Trump administration sued over anti-sex trafficking law
The Trump administration was taken to court Thursday over new legislation that effectively criminalizes websites catering to sex workers and their clients.
Attorneys for the Electronic Frontier Foundation, a California-based digital rights group, sued the U.S. government and Attorney General Jeff Sessions in D.C. federal court on behalf of organization and individuals opposed to the recently passed Allow States and Victims to Fight Online Sex Trafficking Act, or FOSTA.

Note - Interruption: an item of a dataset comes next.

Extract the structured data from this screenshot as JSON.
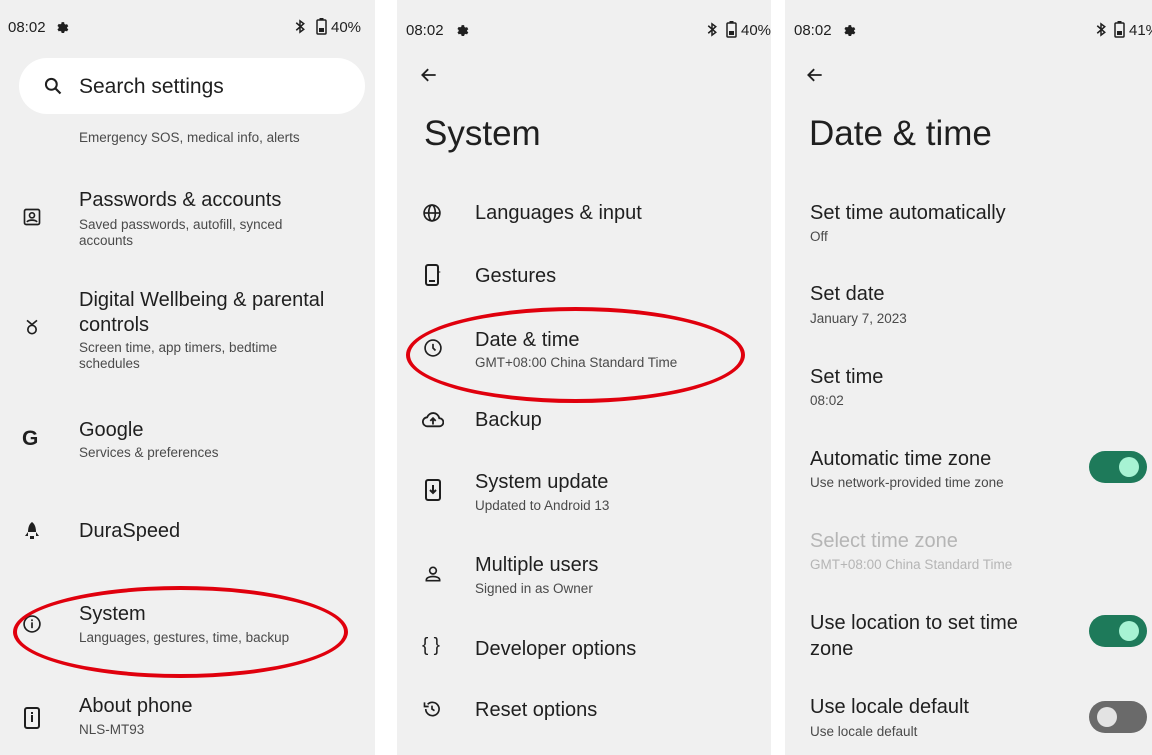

Signed into law by President Trump in April, FOSTA revises Section 230 of the 1996 Communications Decency Act (CDA) so that the operators of websites that “promote or facilitate” illegal prostitution can be held responsible for user-generated content.
Critics including the EFF argue it’s vaguely worded and runs afoul of the Constitution’s First and Fifth Amendments.
“Using expansive and undefined terms, FOSTA’s criminal penalties and ruinous civil liability turn entirely on what content and viewpoints online speakers publish, the content and viewpoints that a platform allows to be posted and the editorial policies a platform uses in determining whether to block, modify or remove material created by others,” EFF attorney Robert Corn-Revere wrote in the 52-page complaint.
“FOSTA represents the most broadly-based and comprehensive legislative censorship of Internet speech since Congress passed the anti-indecency provisions of the CDA in 1996, which were struck down in a unanimous Supreme Court ruling,” he wrote.
The law allows for penalties including up to 10 years imprisonment for anyone who owns, manages or operates a website used “to promote or facilitate the prostitution of another person.” Craigslist shuttered its online personals site in lieu of risking penalties, and Backpage.com, a similar site that allowed user-generated postings, went offline earlier this year as the bill awaited Mr. Trump’s signature.
“I guess people have reasons [to oppose it], but I personally don’t understand those reasons,” Mr. Trump said when he signed the bill.
The Justice Department did not immediately return an email seeking comment.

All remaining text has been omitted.